3) Final decision. Players may choose to revise who they want to blame based on the roleplaying scene, then everyone writes down their final blame. No negotiation or discussion at this point — just decide, write it down and then tell everyone what you wrote.

After an ambush goes bad and a trooper gets killed, everybody gets saddled with a point of Blame. Spruce’s player declares he’s blaming Wallace for not being alert, and Taylor’s player jumps on the bandwagon to blame Wallace too. Wallace’s player decides to blame Taylor for messing up the demolitions used in the fight, even though there was nothing rolled that indicated the demolitions were a problem — maybe it happened that way, maybe it didn’t. Truth is subjective.

Taylor: “Wallace man, you screwed up!”

Spruce: “Yeah, Wallace if you’d been watching your zone Sammy wouldn’t have gotten killed. Sammy! I’ll miss you buddy!”

Wallace: “I was watching my zone! It was Taylor who set off the mines too soon and screwed the ambush! They were all over us!”

Taylor: “Me? That detonator pack was fried! Spruce was supposed to check it this morning!”

Spruce: “That’s bullshit man! It was good when I checked it! You’re so full of crap!”

After roleplaying is over, Taylor changes his mind and blames Spruce (fucking slacker). Spruce also changes his mind and blames Taylor (the lying bastard). Wallace could still blame Taylor as he planned, but the roleplaying might sway him to blame Spruce instead.

Is any of this true? Did Spruce mess up prepping the demo packs? If it is not a detail that came out during the action we may not know.

What we do know is that if a player lays blame, they are saying their character believes that person is to blame for what happened, right or wrong.

“But my character would never do that!”

Other players may say your character did things that you don’t think your character would ever do. My character would never fall asleep on guard duty!

If that’s what you think, say so! Have your character call bullshit on them. Another player saying something happened doesn’t make it so. On the other hand when players make accusations that do fit your character, well maybe it really did happen that way. You can still deny everything (at least to start with), but maybe your protests ring a little hollow.

Unshakable Faith — Brothers In Arms

With all this talk about who you trust and who you rely on, it may seem strange that there are no rules for showing that you trust someone more than usual, like that blood brother you’ve served twelve tours with and who you’d lay down your life for in a heartbeat.

If you want to show you really, really trust someone and nothing can make you doubt them, just don’t lay any Blame on them. Go ahead. Even if they obviously screw up, just blame someone else.

So… what does it do?

The full rules included things like blaming yourself, suppressing blame and potentially cracking up over it, changing your mind and shifting blame to other people, heroic catharsis, Sarge keeping a lid on things, and so on, but this is this is all you need to use it in a game.

You’re probably also wondering, what mechanical effect does all this have? Do I get negatives if I team up with someone I distrust? What’s the deal?
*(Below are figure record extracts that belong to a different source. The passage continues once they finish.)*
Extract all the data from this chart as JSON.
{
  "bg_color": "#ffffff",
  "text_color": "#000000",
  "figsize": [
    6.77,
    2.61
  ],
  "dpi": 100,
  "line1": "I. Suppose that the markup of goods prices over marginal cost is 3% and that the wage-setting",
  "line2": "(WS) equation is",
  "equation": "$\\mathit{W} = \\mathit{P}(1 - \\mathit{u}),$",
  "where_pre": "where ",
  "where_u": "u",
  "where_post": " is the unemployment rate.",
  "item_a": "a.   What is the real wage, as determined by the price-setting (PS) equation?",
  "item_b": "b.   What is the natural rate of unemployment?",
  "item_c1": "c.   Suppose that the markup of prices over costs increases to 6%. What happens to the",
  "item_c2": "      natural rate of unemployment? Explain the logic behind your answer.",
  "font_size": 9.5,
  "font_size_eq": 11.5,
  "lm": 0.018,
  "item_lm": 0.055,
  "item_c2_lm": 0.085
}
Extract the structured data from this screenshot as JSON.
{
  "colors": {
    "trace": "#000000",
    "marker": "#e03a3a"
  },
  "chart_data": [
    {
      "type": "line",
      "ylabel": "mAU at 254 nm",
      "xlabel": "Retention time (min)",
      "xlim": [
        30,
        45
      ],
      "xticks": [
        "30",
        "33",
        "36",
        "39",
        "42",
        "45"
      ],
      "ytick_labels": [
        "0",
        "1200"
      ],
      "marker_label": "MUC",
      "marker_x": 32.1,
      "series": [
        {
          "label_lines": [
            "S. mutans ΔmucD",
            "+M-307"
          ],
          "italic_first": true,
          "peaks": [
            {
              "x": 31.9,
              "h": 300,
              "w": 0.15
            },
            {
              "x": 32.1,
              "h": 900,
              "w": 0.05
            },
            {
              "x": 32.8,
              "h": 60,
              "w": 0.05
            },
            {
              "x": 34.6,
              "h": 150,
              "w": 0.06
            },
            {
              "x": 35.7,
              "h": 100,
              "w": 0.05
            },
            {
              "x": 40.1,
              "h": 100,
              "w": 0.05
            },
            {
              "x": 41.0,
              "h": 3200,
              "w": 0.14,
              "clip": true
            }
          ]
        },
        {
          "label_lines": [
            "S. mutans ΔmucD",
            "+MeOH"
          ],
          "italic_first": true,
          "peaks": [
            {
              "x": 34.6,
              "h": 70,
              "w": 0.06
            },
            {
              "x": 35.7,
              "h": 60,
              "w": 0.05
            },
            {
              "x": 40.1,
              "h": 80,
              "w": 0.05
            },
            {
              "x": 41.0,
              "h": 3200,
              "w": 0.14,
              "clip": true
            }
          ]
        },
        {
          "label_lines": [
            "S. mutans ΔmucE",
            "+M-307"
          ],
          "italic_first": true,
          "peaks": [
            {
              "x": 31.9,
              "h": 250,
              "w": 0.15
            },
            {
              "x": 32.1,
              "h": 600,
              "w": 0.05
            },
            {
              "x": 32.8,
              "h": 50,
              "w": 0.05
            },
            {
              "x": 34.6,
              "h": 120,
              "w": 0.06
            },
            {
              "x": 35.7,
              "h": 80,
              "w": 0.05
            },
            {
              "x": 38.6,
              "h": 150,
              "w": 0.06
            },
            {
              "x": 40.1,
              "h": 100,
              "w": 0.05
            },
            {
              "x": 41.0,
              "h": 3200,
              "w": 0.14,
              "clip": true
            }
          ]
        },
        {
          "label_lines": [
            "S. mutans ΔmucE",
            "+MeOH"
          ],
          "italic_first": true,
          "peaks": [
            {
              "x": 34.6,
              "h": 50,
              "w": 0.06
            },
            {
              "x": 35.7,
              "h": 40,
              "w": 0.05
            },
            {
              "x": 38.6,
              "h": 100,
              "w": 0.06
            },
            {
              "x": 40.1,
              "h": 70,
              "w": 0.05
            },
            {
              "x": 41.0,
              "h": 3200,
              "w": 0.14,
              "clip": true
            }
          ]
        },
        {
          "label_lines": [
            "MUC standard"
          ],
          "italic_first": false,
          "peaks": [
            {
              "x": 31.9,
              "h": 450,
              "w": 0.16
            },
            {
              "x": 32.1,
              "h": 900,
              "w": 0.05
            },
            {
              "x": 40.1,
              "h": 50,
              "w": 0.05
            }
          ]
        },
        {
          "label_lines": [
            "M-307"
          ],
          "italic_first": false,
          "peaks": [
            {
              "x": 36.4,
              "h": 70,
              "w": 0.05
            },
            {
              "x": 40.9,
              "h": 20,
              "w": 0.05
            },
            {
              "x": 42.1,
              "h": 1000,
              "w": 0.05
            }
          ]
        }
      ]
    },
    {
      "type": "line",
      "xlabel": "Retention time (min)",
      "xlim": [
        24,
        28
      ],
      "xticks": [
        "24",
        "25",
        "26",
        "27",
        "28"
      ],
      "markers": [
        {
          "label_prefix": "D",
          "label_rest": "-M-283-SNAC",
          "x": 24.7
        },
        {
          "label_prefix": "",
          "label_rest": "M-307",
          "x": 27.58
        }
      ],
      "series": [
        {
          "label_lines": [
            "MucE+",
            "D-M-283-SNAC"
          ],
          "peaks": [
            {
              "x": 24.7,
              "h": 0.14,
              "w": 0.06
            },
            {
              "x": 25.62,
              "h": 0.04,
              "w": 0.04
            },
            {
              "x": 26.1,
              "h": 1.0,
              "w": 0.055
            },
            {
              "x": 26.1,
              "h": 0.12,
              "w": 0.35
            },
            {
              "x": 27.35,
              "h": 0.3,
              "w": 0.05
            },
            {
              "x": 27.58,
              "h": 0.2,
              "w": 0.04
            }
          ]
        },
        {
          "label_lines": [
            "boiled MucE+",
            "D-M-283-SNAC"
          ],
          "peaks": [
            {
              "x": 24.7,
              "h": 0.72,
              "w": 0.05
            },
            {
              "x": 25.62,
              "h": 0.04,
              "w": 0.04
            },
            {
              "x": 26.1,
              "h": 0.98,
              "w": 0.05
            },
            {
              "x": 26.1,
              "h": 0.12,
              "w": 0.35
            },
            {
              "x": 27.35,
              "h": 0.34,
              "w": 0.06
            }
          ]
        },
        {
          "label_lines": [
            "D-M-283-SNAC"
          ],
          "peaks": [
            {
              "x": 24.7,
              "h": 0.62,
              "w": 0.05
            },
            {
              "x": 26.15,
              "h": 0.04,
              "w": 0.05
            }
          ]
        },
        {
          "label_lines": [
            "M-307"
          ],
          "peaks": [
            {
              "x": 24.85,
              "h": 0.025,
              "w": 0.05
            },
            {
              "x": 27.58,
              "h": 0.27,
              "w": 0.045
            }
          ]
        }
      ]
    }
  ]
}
And the answer is: zero mechanical effect. None. Which makes it a great plugin.

It works because the secret ingredient is human nature. If I sit across the table and discuss how my character thinks your character is a coward and liar, I am pretty likely to roleplay that way even if nothing in the rules makes me do it. Likewise if I call your character a clueless screw-up, you are likely to have your character take it personally. You are going to react to the insult.

I’m a big believer in non-binding game mechanics, meaning rules that trust the players have good intentions and will play well (or at least interestingly), rather than distrusting the players and mechanically forcing them to obey. Maybe I’m so sick of your guy that I leave him behind for the bugs to munch on when the chips are down. Or maybe I say screw it and throw myself into the fire to save him because I just can’t leave a brother-in-arms behind. It’s up to the players to play their characters.

Try it out. It’s a very short hop to total team breakdown.